Но Вика смогла. Она по-прежнему постоянно пребывала в состоянии видимой внешней прострации, но Арсений знал наверняка: на самом деле его супруга все прекрасно понимает и отдает себе полный отчет в последствиях собственных действий. Было мучительно больно наблюдать за ее сборами, предотъездными хлопотами и прощальными приготовлениями. Он все еще не терял надежды, неоднократно предпринимал попытки поговорить с ней, объяснить, вразумить, что-то втолковать, но пробиться сквозь защитную оболочку, сквозь воздвигнутый ею кокон никак не получалось. Слишком прочными оказались створки разом закрывшейся раковины.
Используя любые возможности, он решил привлечь в свои союзники Лину. Но и здесь его подстерегал очередной неприятный сюрприз. В последнее время Лина стала ярым приверженцем одной из религиозных сект, и ее поведение совершенно изменилось. Он уже не мог с ней общаться так же свободно, как раньше, потому что каждое свое и чужое действие она теперь пропускала через призму теологического учения.

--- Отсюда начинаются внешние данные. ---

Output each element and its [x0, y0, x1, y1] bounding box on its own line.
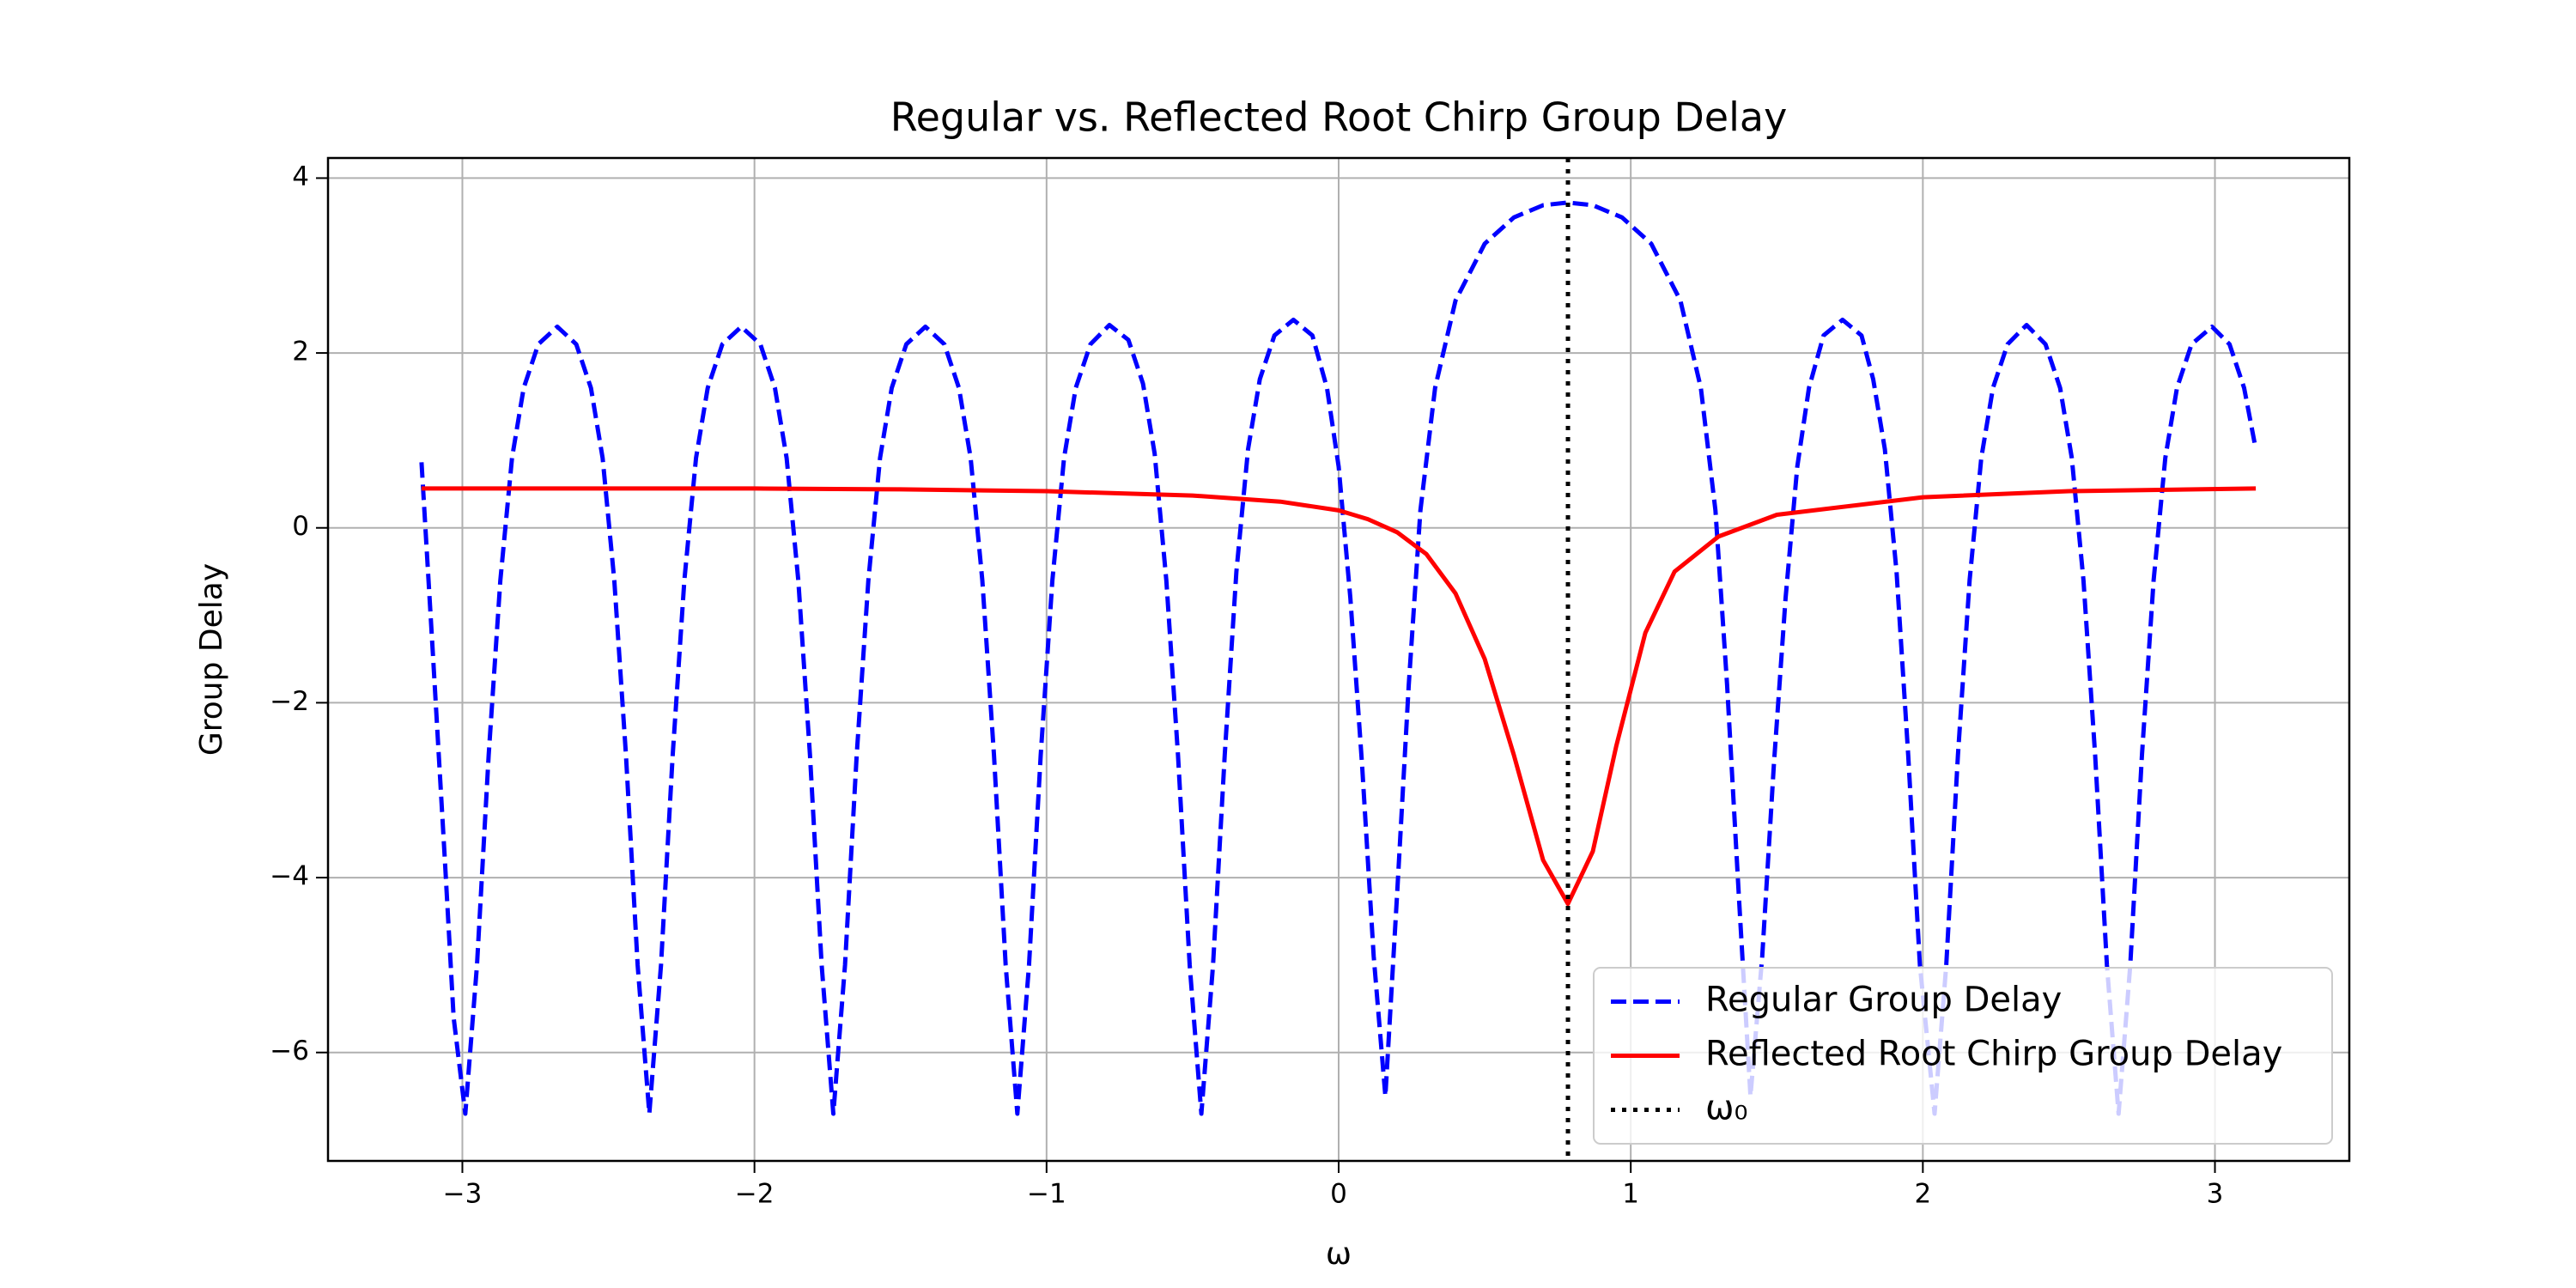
x-tick-label: 0 [1330, 1179, 1347, 1210]
x-tick-label: −3 [443, 1179, 483, 1210]
series-line [419, 200, 2258, 1116]
legend-label: Regular Group Delay [1705, 981, 2062, 1020]
chart-title: Regular vs. Reflected Root Chirp Group D… [890, 94, 1788, 141]
series-line [421, 486, 2257, 907]
legend-label: ω₀ [1705, 1089, 1748, 1128]
y-tick-label: −6 [270, 1036, 309, 1066]
legend-label: Reflected Root Chirp Group Delay [1705, 1035, 2282, 1074]
y-tick-label: −4 [270, 861, 309, 892]
x-axis-label: ω [1326, 1236, 1352, 1272]
y-axis-label: Group Delay [194, 563, 229, 756]
x-tick-label: 3 [2207, 1179, 2224, 1210]
plot-frame [326, 156, 2351, 1163]
x-tick-label: 1 [1622, 1179, 1639, 1210]
y-tick-label: −2 [270, 686, 309, 717]
y-tick-label: 2 [292, 337, 309, 368]
y-tick-label: 0 [292, 511, 309, 542]
x-tick-label: −1 [1027, 1179, 1066, 1210]
x-tick-label: 2 [1914, 1179, 1931, 1210]
x-tick-label: −2 [735, 1179, 775, 1210]
legend-box [1593, 967, 2333, 1145]
y-tick-label: 4 [292, 161, 309, 192]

Секта не отличалась чрезмерной радикальностью и не проповедовала экстремизма либо какого-нибудь другого значимого антисоциального поведения. Даже наоборот, во главу угла ставились непреходящие семейные ценности, и все усилия ее членов были направлены на дела благие. И это неудивительно, ведь основной своей целью сектанты ставили изучение Библии, правильную ее интерпретацию и донесение полученных знаний до темных народных масс с затуманенным дьяволом сознанием. Навряд ли человек, нацеленный на познание учения одного из основных мировых священных писаний, будет привносить в этот мир излишний негатив.
Однако среди проповедуемых сектой доктрин были и непривычные для рядового обывателя положения. Причем многие приверженцы данных идей настолько рьяно, на грани фанатизма, отстаивали свои убеждения, что нормальное, рассудительное общение с ними делалось крайне затруднительным. Козырев пытался одно время спорить, старался как мог вытащить дорогую ему девушку из омута религиозных заблуждений, но ни к чему, кроме полного разлада отношений, подобные попытки не привели. Однажды он сдался, опустил руки и теперь лишь изредка жалел о потерянном некогда хорошем друге в лице любимой соседки.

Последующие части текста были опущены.